Primary endpoint: Resolution of acute exacerbation findings related to Behçet's Disease (BD) based on achievements in any of the following items without deterioration on day 30:
For patients with parenchymal neurologic disease: Resolution of acute exacerbation of parenchymal neurologic findings based on improvements in any of the following items without deterioration on Day 30:
Complete response was defined as full clinical recovery to the pre-attack state, disappearance of MRI lesion(s), and normalisation of Cerebrospinal Fluid findings.
Partial response was defined as partial improvement in clinical findings, but with findings still worse than the pre-attack state, and MRI lesions, which become smaller with no or less enhancement, and a decrease in cerebrospinal fluid cell count.
Non-response was defined as no improvement in clinical findings, no change on MRI, no change in cerebrospinal fluid parameters, or worsening in those findings.

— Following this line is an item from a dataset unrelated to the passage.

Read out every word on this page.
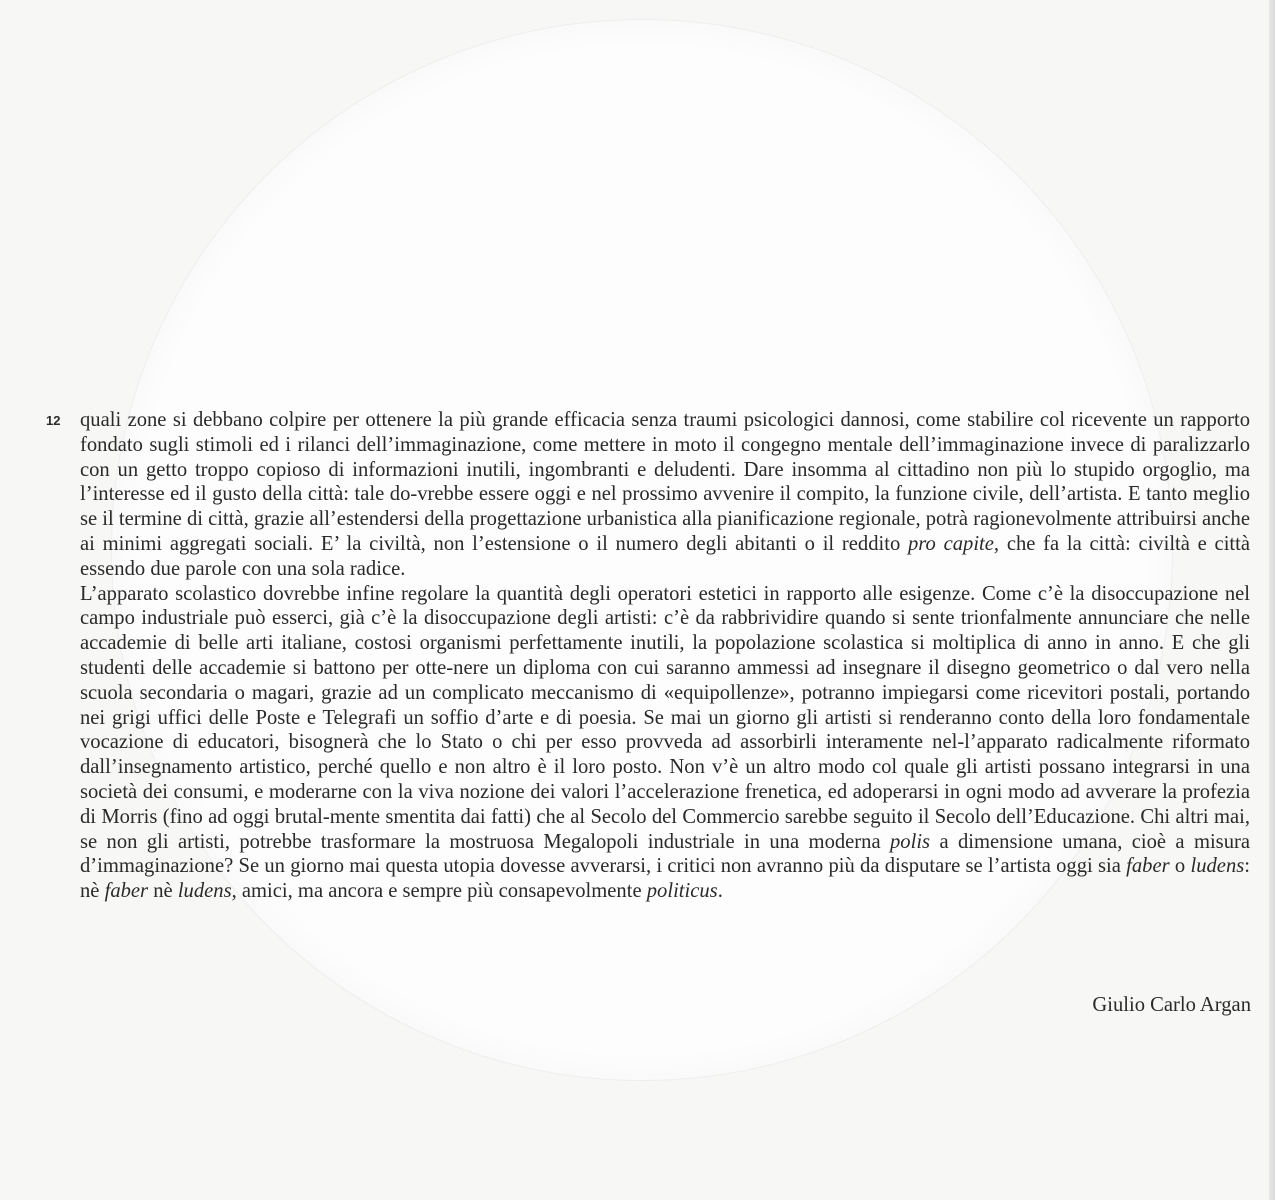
12 quali zone si debbano colpire per ottenere la più grande efficacia senza traumi psicologici dannosi, come stabilire col ricevente un rapporto fondato sugli stimoli ed i rilanci dell’immaginazione, come mettere in moto il congegno mentale dell’immaginazione invece di paralizzarlo con un getto troppo copioso di informazioni inutili, ingombranti e deludenti. Dare insomma al cittadino non più lo stupido orgoglio, ma l’interesse ed il gusto della città: tale do-vrebbe essere oggi e nel prossimo avvenire il compito, la funzione civile, dell’artista. E tanto meglio se il termine di città, grazie all’estendersi della progettazione urbanistica alla pianificazione regionale, potrà ragionevolmente attribuirsi anche ai minimi aggregati sociali. E’ la civiltà, non l’estensione o il numero degli abitanti o il reddito pro capite, che fa la città: civiltà e città essendo due parole con una sola radice.

L’apparato scolastico dovrebbe infine regolare la quantità degli operatori estetici in rapporto alle esigenze. Come c’è la disoccupazione nel campo industriale può esserci, già c’è la disoccupazione degli artisti: c’è da rabbrividire quando si sente trionfalmente annunciare che nelle accademie di belle arti italiane, costosi organismi perfettamente inutili, la popolazione scolastica si moltiplica di anno in anno. E che gli studenti delle accademie si battono per otte-nere un diploma con cui saranno ammessi ad insegnare il disegno geometrico o dal vero nella scuola secondaria o magari, grazie ad un complicato meccanismo di «equipollenze», potranno impiegarsi come ricevitori postali, portando nei grigi uffici delle Poste e Telegrafi un soffio d’arte e di poesia. Se mai un giorno gli artisti si renderanno conto della loro fondamentale vocazione di educatori, bisognerà che lo Stato o chi per esso provveda ad assorbirli interamente nel-l’apparato radicalmente riformato dall’insegnamento artistico, perché quello e non altro è il loro posto. Non v’è un altro modo col quale gli artisti possano integrarsi in una società dei consumi, e moderarne con la viva nozione dei valori l’accelerazione frenetica, ed adoperarsi in ogni modo ad avverare la profezia di Morris (fino ad oggi brutal-mente smentita dai fatti) che al Secolo del Commercio sarebbe seguito il Secolo dell’Educazione. Chi altri mai, se non gli artisti, potrebbe trasformare la mostruosa Megalopoli industriale in una moderna polis a dimensione umana, cioè a misura d’immaginazione? Se un giorno mai questa utopia dovesse avverarsi, i critici non avranno più da disputare se l’artista oggi sia faber o ludens: nè faber nè ludens, amici, ma ancora e sempre più consapevolmente politicus.

Giulio Carlo Argan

For patients with large vessel vascular disease: Resolution of acute vascular exacerbation findings related to Behçet's Disease based on achievements in any of the following items without deterioration at 1 month:
Complete response was defined as clinical and laboratory improvement based on ≥50% improvements in patient's and physician's global assessments by using VAS, and ≥50% reduction in CRP values; along with stable or ≥20% reduced aneurysm size in patients with arterial involvement, and stable or ≥20% reduced calf swelling in patients with lower extremity venous thrombosis.
Partial response was defined as clinical and laboratory improvement based on observations of an improvement between 20-49% according to patient's and physician's global assessments by using VAS, 20-49% reduction in CRP values; along with stable or less than 20% reduced aneurysm size in patients with arterial involvement, and stable or less than 20% reduced calf swelling in patients with lower extremity thrombosis.
Non-response will be defined as observing no or less than 20% clinical improvement by patient's and physician's global VAS or worsening of clinical findings, no change or increase in acute phase response, increase in aneurysm size for patients with arterial involvement or progression of venous thrombosis in patients with venous involvement.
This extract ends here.